Because both SR and EM were independently associated with viral load over time, further sensitivity analyses were conducted to explore the meaning and clinical utility of each measure of adherence when predicting viral load. Our findings suggest that SR may be a better predictor viral non-suppression, whereas EM may better predict viral suppression. Consistency of device use is likely a factor in this association. YPLH who are motivated to consistently use their device are also likely to be motivated to follow-up with other treatment recommendations (ARV use, clinic attendance) which results in better health outcomes. While measures of SR adherence are good predictors of change in viral load, they may be less reliable as predictors of viral suppression since YPLH may over-report their actual adherence. Overall, we found that each adherence measurement tool can provide valuable insight to understanding young people’s HIV-related health functioning.

Our study has several limitations. Our small sample size limits the generalizability of our findings and may not be representative of all YPLH in the U.S. The measurement period for self-report and EM adherence was limited to the 7 days leading up to the scheduled study appointment and may not be an accurate assessment of other weeks. Previous studies among people living with HIV have demonstrated a “white coat effect”, or improved adherence in anticipation of reporting to a clinician, in the days preceding a clinic visit. It is also important to note that the participants included in this study were connected to care. This sample may not be generalizable to all youth living with HIV. The participants in this study were recruited for a small pilot trial of a multilevel gaming intervention. All participants were given and encouraged to use an EM device. Participants may have been more motivated to use the EM device than YPLH in the community not enrolled in a research project.

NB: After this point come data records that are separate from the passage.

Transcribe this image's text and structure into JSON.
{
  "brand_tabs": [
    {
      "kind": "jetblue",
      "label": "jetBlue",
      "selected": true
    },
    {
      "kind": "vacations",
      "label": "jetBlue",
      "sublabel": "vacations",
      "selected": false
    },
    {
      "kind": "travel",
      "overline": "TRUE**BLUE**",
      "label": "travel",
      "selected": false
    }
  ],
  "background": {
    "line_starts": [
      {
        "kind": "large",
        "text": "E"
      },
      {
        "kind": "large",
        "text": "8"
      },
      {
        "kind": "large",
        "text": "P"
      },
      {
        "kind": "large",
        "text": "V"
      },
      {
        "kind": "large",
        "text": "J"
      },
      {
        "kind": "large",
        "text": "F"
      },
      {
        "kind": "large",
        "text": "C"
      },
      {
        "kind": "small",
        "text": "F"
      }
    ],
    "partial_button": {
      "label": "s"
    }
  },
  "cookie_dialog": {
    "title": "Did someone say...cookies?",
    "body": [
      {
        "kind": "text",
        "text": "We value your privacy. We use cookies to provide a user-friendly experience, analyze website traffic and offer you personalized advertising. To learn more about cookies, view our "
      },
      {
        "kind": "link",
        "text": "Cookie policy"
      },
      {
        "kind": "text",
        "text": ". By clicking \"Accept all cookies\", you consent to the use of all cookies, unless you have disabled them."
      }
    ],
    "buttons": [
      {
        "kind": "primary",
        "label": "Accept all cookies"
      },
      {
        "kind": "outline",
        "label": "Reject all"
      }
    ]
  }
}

Despite the limitations to this study, this report is the first to examine discrepancies between SR and EM ARV adherence and to assess factors associated with such discrepancies among YPLH. Our findings provide important insight to the current understanding of adherence and adherence measurement discrepancies, specifically between SR and EM. The use of multiple methods to capture ARV adherence among youth is recommended as each method, SR and EM, is independently associated with change in viral load over time and has a different pattern of association with viral suppression. Furthermore, our findings provide guidance to researchers and clinicians who provide care and seek to develop effective interventions to improve ARV adherence among YPLH. Identification of youth at risk for reporting discrepant adherence rates, particularly those with substance use problems, who have little motivation for ARV adherence or are ARV experienced, is crucial to understanding actual patterns of adherence among YPLH.